Posts by elfloh

    Das mit der Dachrinne hab ich mal aus Versehen gemacht. Nach relativ kurzer Zeit hatte ich das Zehnpfennig-Stück wieder.

    Im Militärbereich, auch Luftfahrt u.ä. ist eine Potentialdifferenz zwischen verschiedenen Metallen von max. 0,25 Volt zulässig nach MIL-STD-889. Diese Norm gibt es unter anderen auch als Bundeswehrnorm VG..., aber die sind alle abgeschrieben. Da gerät man schnell an fast an überwindbare Grenzen z.B. bei Schrauben aus Edelstahl. Zur Not verwendet man "Anti Corrosion Compound". Riecht so ähnlich wie Hohlraumwachs. Wenn ich mir Kfz unter dem Gesichtspunkt der Kontaktkorrosion anschaue wird mir schwindlig.

    Das Problem bei Edelstahlschrauben ist die starke Neigung zum Fressen. Das hat mit Kontaktkorrosion nichts zu tun. Da gibt es geeignete Beschichtungen, zur Not auch Fett oder irgendwelche Pasten.

    Alles richtig. CE sagt leider nur daß nach irgendeiner europäischen Norm gebaut wurde. Diese angegebene Norm muß mit der Anwendung nicht voll übereinstimmen. Das CE-Zeichen teilt sich jeder Hersteller selbst zu. Da wird nichts geprüft. CE wird oft als Werbemittel mißbraucht. CE kostet nur eine firmeninterne Bewertung, kann man natürlich auch von Dritten machen lassen. Die Konformitätsbewertung liegt in der Schublade des Herstellers und wird nicht veröffentlicht. Der Kunde erhält das Produkt mit dem CE-Zeichen und ein Certificate of Conformity.

    Mit den Zertifikaten des TÜV kenne ich mich nicht aus. Habe nur eine einzige Steckverbindung gebaut. Die wurde vom TÜV tatsächlich auf Einhaltung der Luft- und Kriechstrecken überprüft. Die zugeordnete Norm habe ich definiert. Hätte auch eine andere angeben können. Später kam alle 2 Jahre einer vom TÜV vorbei, hat sich ein bisschen umgesehen und Rechnung über ein paar tausend Euro schicken lassen.

    Nach den Beiträgen oben ist mir eingefallen daß ich meinen Trennkontakt etwas modifiziert habe.

    Der Strom läuft vom Unterteil (im Bild links) über das Gewinde, die Kopfauflage der Schraube in das Oberteil (im Bild rechts). Zum Trennen wird die Schraube ein paar Umdrehungen gelöst und dadurch entsteht der bezeichnete Spalt.

    Leider sind dann Ober- und Unterteil lose bzw. fallen auseinander. Dabei könnte sogar evtl. wieder ein ungewollter Kontakt entstehen.

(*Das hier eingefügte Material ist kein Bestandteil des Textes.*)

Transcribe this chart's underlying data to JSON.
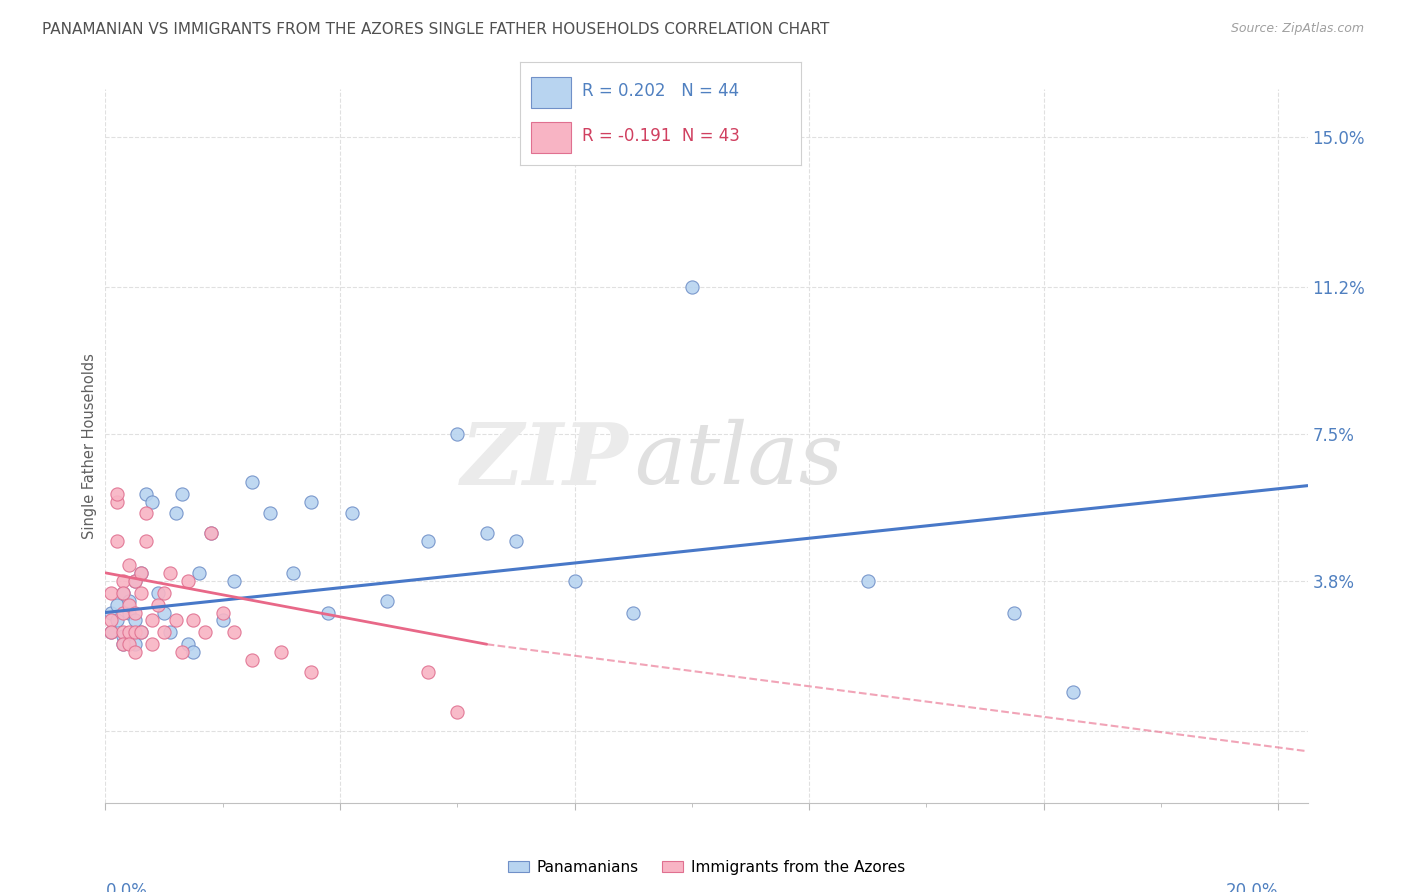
{
  "title": "PANAMANIAN VS IMMIGRANTS FROM THE AZORES SINGLE FATHER HOUSEHOLDS CORRELATION CHART",
  "source": "Source: ZipAtlas.com",
  "ylabel": "Single Father Households",
  "right_yticks": [
    0.0,
    0.038,
    0.075,
    0.112,
    0.15
  ],
  "right_yticklabels": [
    "",
    "3.8%",
    "7.5%",
    "11.2%",
    "15.0%"
  ],
  "xlim": [
    0.0,
    0.205
  ],
  "ylim": [
    -0.018,
    0.162
  ],
  "watermark": "ZIPatlas",
  "legend_r1": "R = 0.202   N = 44",
  "legend_r2": "R = -0.191  N = 43",
  "pan_color": "#b8d4f0",
  "pan_edge": "#7090c8",
  "azores_color": "#f8b4c4",
  "azores_edge": "#e07090",
  "trend_blue_color": "#4878c8",
  "trend_pink_color": "#e86888",
  "axis_label_color": "#5080c0",
  "title_color": "#505050",
  "grid_color": "#e0e0e0",
  "bg_color": "#ffffff",
  "marker_size": 90,
  "pan_x": [
    0.001,
    0.001,
    0.002,
    0.002,
    0.003,
    0.003,
    0.003,
    0.004,
    0.004,
    0.005,
    0.005,
    0.005,
    0.006,
    0.006,
    0.007,
    0.008,
    0.009,
    0.01,
    0.011,
    0.012,
    0.013,
    0.014,
    0.015,
    0.016,
    0.018,
    0.02,
    0.022,
    0.025,
    0.028,
    0.032,
    0.035,
    0.038,
    0.042,
    0.048,
    0.055,
    0.06,
    0.065,
    0.07,
    0.08,
    0.09,
    0.1,
    0.13,
    0.155,
    0.165
  ],
  "pan_y": [
    0.025,
    0.03,
    0.028,
    0.032,
    0.024,
    0.022,
    0.035,
    0.03,
    0.033,
    0.038,
    0.022,
    0.028,
    0.04,
    0.025,
    0.06,
    0.058,
    0.035,
    0.03,
    0.025,
    0.055,
    0.06,
    0.022,
    0.02,
    0.04,
    0.05,
    0.028,
    0.038,
    0.063,
    0.055,
    0.04,
    0.058,
    0.03,
    0.055,
    0.033,
    0.048,
    0.075,
    0.05,
    0.048,
    0.038,
    0.03,
    0.112,
    0.038,
    0.03,
    0.01
  ],
  "azores_x": [
    0.001,
    0.001,
    0.001,
    0.002,
    0.002,
    0.002,
    0.003,
    0.003,
    0.003,
    0.003,
    0.003,
    0.004,
    0.004,
    0.004,
    0.004,
    0.005,
    0.005,
    0.005,
    0.005,
    0.006,
    0.006,
    0.006,
    0.007,
    0.007,
    0.008,
    0.008,
    0.009,
    0.01,
    0.01,
    0.011,
    0.012,
    0.013,
    0.014,
    0.015,
    0.017,
    0.018,
    0.02,
    0.022,
    0.025,
    0.03,
    0.035,
    0.055,
    0.06
  ],
  "azores_y": [
    0.028,
    0.035,
    0.025,
    0.058,
    0.06,
    0.048,
    0.038,
    0.03,
    0.025,
    0.022,
    0.035,
    0.042,
    0.032,
    0.025,
    0.022,
    0.038,
    0.03,
    0.025,
    0.02,
    0.04,
    0.035,
    0.025,
    0.055,
    0.048,
    0.028,
    0.022,
    0.032,
    0.035,
    0.025,
    0.04,
    0.028,
    0.02,
    0.038,
    0.028,
    0.025,
    0.05,
    0.03,
    0.025,
    0.018,
    0.02,
    0.015,
    0.015,
    0.005
  ],
  "trend_blue_x0": 0.0,
  "trend_blue_x1": 0.205,
  "trend_blue_y0": 0.03,
  "trend_blue_y1": 0.062,
  "trend_pink_solid_x0": 0.0,
  "trend_pink_solid_x1": 0.065,
  "trend_pink_solid_y0": 0.04,
  "trend_pink_solid_y1": 0.022,
  "trend_pink_dash_x0": 0.065,
  "trend_pink_dash_x1": 0.205,
  "trend_pink_dash_y0": 0.022,
  "trend_pink_dash_y1": -0.005,
  "xticks_major": [
    0.0,
    0.04,
    0.08,
    0.12,
    0.16,
    0.2
  ],
  "xticks_minor": [
    0.02,
    0.06,
    0.1,
    0.14,
    0.18
  ]
}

    Als Abhilfe habe ich zu beiden Seiten der Schraube eine Anzahl von Bindfäden rumgewickelt und mit UHU Plus Endfest getränkt. Ober- und Unterteil sind also gegen Auseinanderfallen gesichert. Die Kopfauflage ist natürlich ohne Kleberreste. Der Kontaktdruck entsteht ausschließlich über den metallischen Kontakt der Schraube.

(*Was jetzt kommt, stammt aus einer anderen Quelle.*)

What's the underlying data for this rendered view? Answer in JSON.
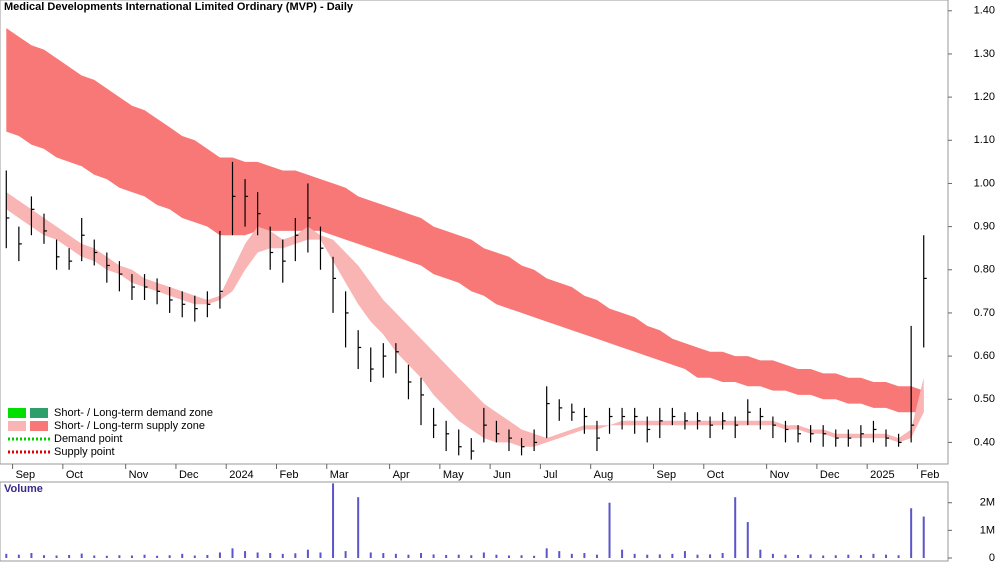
{
  "chart_data": [
    {
      "type": "ohlc",
      "title": "Medical Developments International Limited Ordinary (MVP) - Daily",
      "categories": [
        null,
        "Sep",
        null,
        null,
        null,
        "Oct",
        null,
        null,
        null,
        null,
        "Nov",
        null,
        null,
        null,
        "Dec",
        null,
        null,
        null,
        "2024",
        null,
        null,
        null,
        "Feb",
        null,
        null,
        null,
        "Mar",
        null,
        null,
        null,
        null,
        "Apr",
        null,
        null,
        null,
        "May",
        null,
        null,
        null,
        "Jun",
        null,
        null,
        null,
        "Jul",
        null,
        null,
        null,
        "Aug",
        null,
        null,
        null,
        null,
        "Sep",
        null,
        null,
        null,
        "Oct",
        null,
        null,
        null,
        null,
        "Nov",
        null,
        null,
        null,
        "Dec",
        null,
        null,
        null,
        "2025",
        null,
        null,
        null,
        "Feb"
      ],
      "high": [
        1.03,
        0.9,
        0.97,
        0.93,
        0.87,
        0.85,
        0.92,
        0.87,
        0.84,
        0.82,
        0.79,
        0.79,
        0.78,
        0.76,
        0.75,
        0.74,
        0.75,
        0.89,
        1.05,
        1.01,
        0.98,
        0.9,
        0.87,
        0.92,
        1.0,
        0.9,
        0.83,
        0.75,
        0.66,
        0.62,
        0.63,
        0.63,
        0.58,
        0.55,
        0.48,
        0.45,
        0.43,
        0.41,
        0.48,
        0.45,
        0.43,
        0.41,
        0.43,
        0.53,
        0.5,
        0.49,
        0.48,
        0.45,
        0.48,
        0.48,
        0.48,
        0.46,
        0.48,
        0.48,
        0.47,
        0.47,
        0.46,
        0.47,
        0.46,
        0.5,
        0.48,
        0.46,
        0.45,
        0.44,
        0.44,
        0.44,
        0.43,
        0.43,
        0.44,
        0.45,
        0.43,
        0.42,
        0.67,
        0.88
      ],
      "low": [
        0.85,
        0.82,
        0.88,
        0.86,
        0.8,
        0.8,
        0.82,
        0.81,
        0.77,
        0.75,
        0.73,
        0.73,
        0.72,
        0.7,
        0.69,
        0.68,
        0.69,
        0.71,
        0.88,
        0.9,
        0.88,
        0.8,
        0.77,
        0.82,
        0.84,
        0.8,
        0.7,
        0.62,
        0.57,
        0.54,
        0.55,
        0.56,
        0.5,
        0.44,
        0.41,
        0.38,
        0.37,
        0.36,
        0.4,
        0.4,
        0.38,
        0.37,
        0.38,
        0.41,
        0.45,
        0.45,
        0.42,
        0.38,
        0.42,
        0.43,
        0.42,
        0.4,
        0.41,
        0.44,
        0.43,
        0.43,
        0.41,
        0.43,
        0.41,
        0.44,
        0.43,
        0.41,
        0.4,
        0.4,
        0.4,
        0.39,
        0.39,
        0.39,
        0.39,
        0.4,
        0.39,
        0.39,
        0.4,
        0.62
      ],
      "close": [
        0.92,
        0.86,
        0.94,
        0.89,
        0.83,
        0.82,
        0.88,
        0.84,
        0.81,
        0.79,
        0.76,
        0.76,
        0.75,
        0.73,
        0.72,
        0.71,
        0.72,
        0.75,
        0.97,
        0.97,
        0.93,
        0.84,
        0.82,
        0.88,
        0.92,
        0.85,
        0.78,
        0.7,
        0.62,
        0.57,
        0.6,
        0.61,
        0.54,
        0.51,
        0.44,
        0.42,
        0.39,
        0.38,
        0.44,
        0.42,
        0.41,
        0.39,
        0.4,
        0.49,
        0.48,
        0.47,
        0.46,
        0.41,
        0.46,
        0.46,
        0.46,
        0.43,
        0.45,
        0.46,
        0.45,
        0.45,
        0.44,
        0.45,
        0.44,
        0.47,
        0.46,
        0.44,
        0.43,
        0.42,
        0.42,
        0.42,
        0.41,
        0.41,
        0.42,
        0.43,
        0.41,
        0.4,
        0.44,
        0.78
      ],
      "color": "#000000",
      "bands": [
        {
          "color": "#f87878",
          "upper": [
            1.36,
            1.34,
            1.32,
            1.31,
            1.29,
            1.27,
            1.25,
            1.24,
            1.22,
            1.2,
            1.18,
            1.17,
            1.15,
            1.13,
            1.11,
            1.1,
            1.08,
            1.06,
            1.06,
            1.05,
            1.05,
            1.04,
            1.03,
            1.03,
            1.02,
            1.01,
            1.0,
            0.99,
            0.97,
            0.96,
            0.95,
            0.94,
            0.93,
            0.92,
            0.9,
            0.89,
            0.88,
            0.87,
            0.85,
            0.84,
            0.83,
            0.81,
            0.8,
            0.78,
            0.77,
            0.76,
            0.74,
            0.73,
            0.71,
            0.7,
            0.69,
            0.67,
            0.66,
            0.64,
            0.63,
            0.62,
            0.61,
            0.61,
            0.6,
            0.6,
            0.59,
            0.59,
            0.58,
            0.57,
            0.57,
            0.56,
            0.56,
            0.55,
            0.55,
            0.54,
            0.54,
            0.53,
            0.53,
            0.52
          ],
          "lower": [
            1.12,
            1.11,
            1.09,
            1.08,
            1.06,
            1.05,
            1.04,
            1.02,
            1.01,
            0.99,
            0.98,
            0.97,
            0.95,
            0.94,
            0.92,
            0.91,
            0.9,
            0.88,
            0.88,
            0.88,
            0.89,
            0.89,
            0.89,
            0.89,
            0.89,
            0.89,
            0.88,
            0.87,
            0.86,
            0.85,
            0.84,
            0.83,
            0.82,
            0.81,
            0.79,
            0.78,
            0.77,
            0.75,
            0.74,
            0.72,
            0.71,
            0.7,
            0.69,
            0.68,
            0.67,
            0.66,
            0.65,
            0.64,
            0.63,
            0.62,
            0.61,
            0.6,
            0.59,
            0.58,
            0.57,
            0.55,
            0.55,
            0.54,
            0.54,
            0.53,
            0.53,
            0.52,
            0.52,
            0.51,
            0.51,
            0.5,
            0.5,
            0.49,
            0.49,
            0.48,
            0.48,
            0.47,
            0.47,
            0.47
          ]
        },
        {
          "color": "#f9b4b4",
          "upper": [
            0.98,
            0.96,
            0.94,
            0.92,
            0.9,
            0.88,
            0.86,
            0.85,
            0.83,
            0.81,
            0.8,
            0.78,
            0.77,
            0.76,
            0.75,
            0.74,
            0.73,
            0.74,
            0.8,
            0.86,
            0.9,
            0.89,
            0.87,
            0.88,
            0.9,
            0.88,
            0.87,
            0.84,
            0.81,
            0.77,
            0.73,
            0.7,
            0.67,
            0.64,
            0.61,
            0.58,
            0.55,
            0.52,
            0.49,
            0.47,
            0.45,
            0.43,
            0.42,
            0.41,
            0.42,
            0.43,
            0.44,
            0.44,
            0.44,
            0.45,
            0.45,
            0.45,
            0.45,
            0.45,
            0.45,
            0.45,
            0.45,
            0.45,
            0.45,
            0.45,
            0.45,
            0.45,
            0.44,
            0.44,
            0.43,
            0.43,
            0.42,
            0.42,
            0.42,
            0.42,
            0.42,
            0.41,
            0.43,
            0.55
          ],
          "lower": [
            0.94,
            0.92,
            0.9,
            0.88,
            0.87,
            0.85,
            0.83,
            0.82,
            0.8,
            0.79,
            0.77,
            0.76,
            0.75,
            0.74,
            0.73,
            0.72,
            0.72,
            0.73,
            0.75,
            0.8,
            0.84,
            0.85,
            0.85,
            0.86,
            0.87,
            0.87,
            0.82,
            0.77,
            0.72,
            0.68,
            0.65,
            0.61,
            0.58,
            0.55,
            0.51,
            0.48,
            0.45,
            0.43,
            0.41,
            0.4,
            0.4,
            0.39,
            0.39,
            0.4,
            0.41,
            0.42,
            0.43,
            0.43,
            0.44,
            0.44,
            0.44,
            0.44,
            0.44,
            0.44,
            0.44,
            0.44,
            0.44,
            0.44,
            0.44,
            0.44,
            0.44,
            0.44,
            0.43,
            0.43,
            0.42,
            0.42,
            0.41,
            0.41,
            0.41,
            0.41,
            0.41,
            0.4,
            0.41,
            0.47
          ]
        }
      ],
      "legend": [
        {
          "name": "Short- / Long-term demand zone",
          "colors": [
            "#00e000",
            "#2e9e6a"
          ],
          "style": "box"
        },
        {
          "name": "Short- / Long-term supply zone",
          "colors": [
            "#f9b4b4",
            "#f87878"
          ],
          "style": "box"
        },
        {
          "name": "Demand point",
          "colors": [
            "#00cc00"
          ],
          "style": "dots"
        },
        {
          "name": "Supply point",
          "colors": [
            "#dd0000"
          ],
          "style": "dots"
        }
      ],
      "ylim": [
        0.35,
        1.425
      ],
      "yticks": [
        {
          "value": 0.4,
          "label": "0.40"
        },
        {
          "value": 0.5,
          "label": "0.50"
        },
        {
          "value": 0.6,
          "label": "0.60"
        },
        {
          "value": 0.7,
          "label": "0.70"
        },
        {
          "value": 0.8,
          "label": "0.80"
        },
        {
          "value": 0.9,
          "label": "0.90"
        },
        {
          "value": 1.0,
          "label": "1.00"
        },
        {
          "value": 1.1,
          "label": "1.10"
        },
        {
          "value": 1.2,
          "label": "1.20"
        },
        {
          "value": 1.3,
          "label": "1.30"
        },
        {
          "value": 1.4,
          "label": "1.40"
        }
      ]
    },
    {
      "type": "bar",
      "title": "Volume",
      "values": [
        150000,
        120000,
        180000,
        100000,
        90000,
        110000,
        160000,
        90000,
        80000,
        100000,
        90000,
        120000,
        80000,
        100000,
        150000,
        90000,
        110000,
        200000,
        350000,
        250000,
        200000,
        180000,
        150000,
        170000,
        300000,
        200000,
        2700000,
        250000,
        2200000,
        200000,
        180000,
        150000,
        120000,
        180000,
        130000,
        110000,
        120000,
        100000,
        200000,
        120000,
        90000,
        100000,
        80000,
        350000,
        250000,
        150000,
        180000,
        120000,
        2000000,
        300000,
        150000,
        120000,
        130000,
        150000,
        250000,
        120000,
        130000,
        180000,
        2200000,
        1300000,
        300000,
        150000,
        120000,
        110000,
        130000,
        90000,
        100000,
        120000,
        110000,
        150000,
        120000,
        100000,
        1800000,
        1500000
      ],
      "color": "#5b55c9",
      "ylim": [
        0,
        2750000
      ],
      "yticks": [
        {
          "value": 2000000,
          "label": "2M"
        },
        {
          "value": 1000000,
          "label": "1M"
        },
        0
      ]
    }
  ]
}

    Zu meiner Bindfaden-Rattan-Technik: Das mache ich seit meiner Kindheit mangels anderer Möglichkeiten so, daher ist Kritik diesbezüglich verboten. :)

    Schulisco

    Bei Kontakten führt der einzige Weg zur Kontaktsicherheit über Größe und Werkstoff der Kontakte. Von vielen Chinesen bekommst du alles zugesichert. In meiner ehemaligen Firma haben wir 30-seitige Lastenhefte für kontaktbehaftete Geräte erstellt, Chinesen haben geliefert und beim ersten Klimatest fiel das Zeug aus. Selbst gefertigte Kontakte aus massivem Silber sind mir nie abgebrannt.

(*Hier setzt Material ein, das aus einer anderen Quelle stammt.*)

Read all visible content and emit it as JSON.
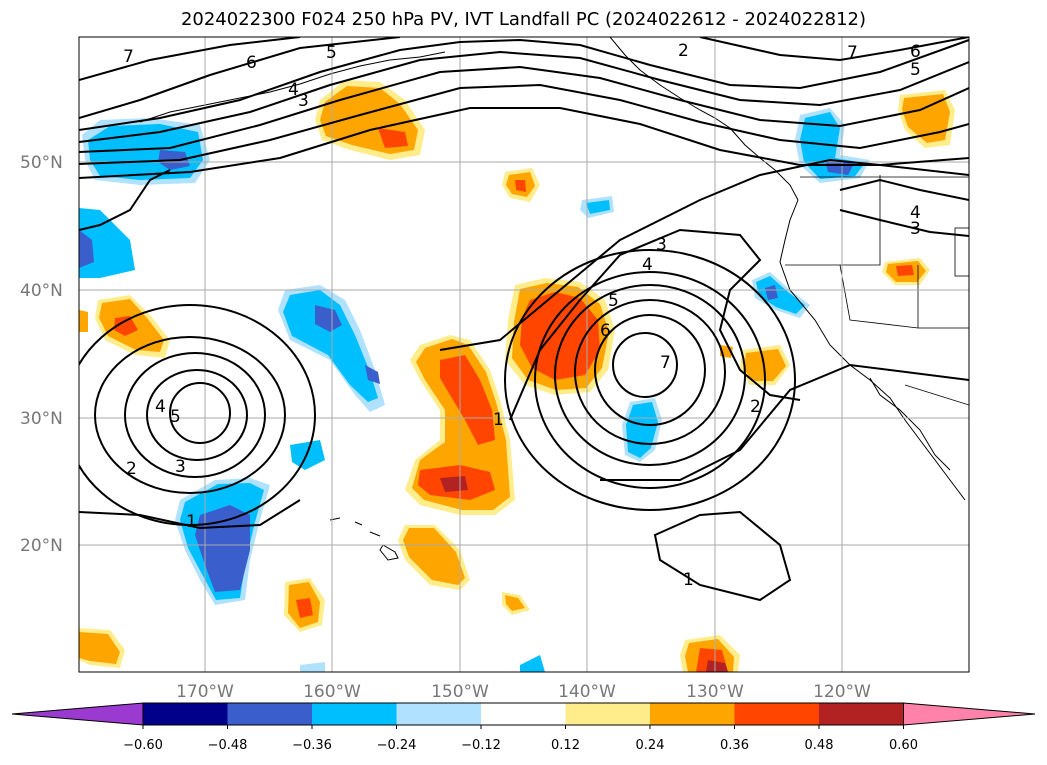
{
  "title": "2024022300 F024 250 hPa PV, IVT Landfall PC (2024022612 - 2024022812)",
  "lat_labels": [
    "50°N",
    "40°N",
    "30°N",
    "20°N"
  ],
  "lon_labels": [
    "170°W",
    "160°W",
    "150°W",
    "140°W",
    "130°W",
    "120°W"
  ],
  "colorbar": {
    "tick_labels": [
      "−0.60",
      "−0.48",
      "−0.36",
      "−0.24",
      "−0.12",
      "0.12",
      "0.24",
      "0.36",
      "0.48",
      "0.60"
    ],
    "colors": [
      "#9a3ad0",
      "#00008b",
      "#3a5fcd",
      "#00bfff",
      "#b0e2ff",
      "#ffffff",
      "#ffec8b",
      "#ffa500",
      "#ff4500",
      "#b22222",
      "#ff82ab"
    ]
  },
  "contour_labels": [
    "7",
    "6",
    "5",
    "4",
    "3",
    "7",
    "6",
    "5",
    "4",
    "3",
    "5",
    "4",
    "3",
    "2",
    "1",
    "1",
    "2",
    "3",
    "4",
    "5",
    "6",
    "7",
    "2",
    "1"
  ],
  "colors": {
    "shade_blue_light": "#b0e2ff",
    "shade_blue": "#00bfff",
    "shade_blue_dark": "#3a5fcd",
    "shade_yellow": "#ffec8b",
    "shade_orange": "#ffa500",
    "shade_red": "#ff4500",
    "shade_darkred": "#b22222"
  }
}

    Ich selbst benutze den Schalter mit dem grünen Drehknopf wegen des satten Kontakts.

    Beim Kontrollgang auf mögliche Mäusebewohner habe ich ein Bild der Befestigung für die Batterie gemacht.

    Folgende Batterielängen sind genormt: 175, 210, 242, 278, 315, 353 und 393 mm.

    Es sind 3 Gewinde M8 vorhanden. Das mittlere (am Anfang des Meterstabs) benutze ich für meine Batterie mit der Nennlänge 278. Das rechte Gewinde paßt also für die Nennlänge 210.

    Ich verwende Waffenöl W18 von Addinol. Ein Liter reicht ewig. Temperaturbereich ist für unsere Anwendungen mehr als ausreichend. Natürlich gibt es auch andere Hersteller.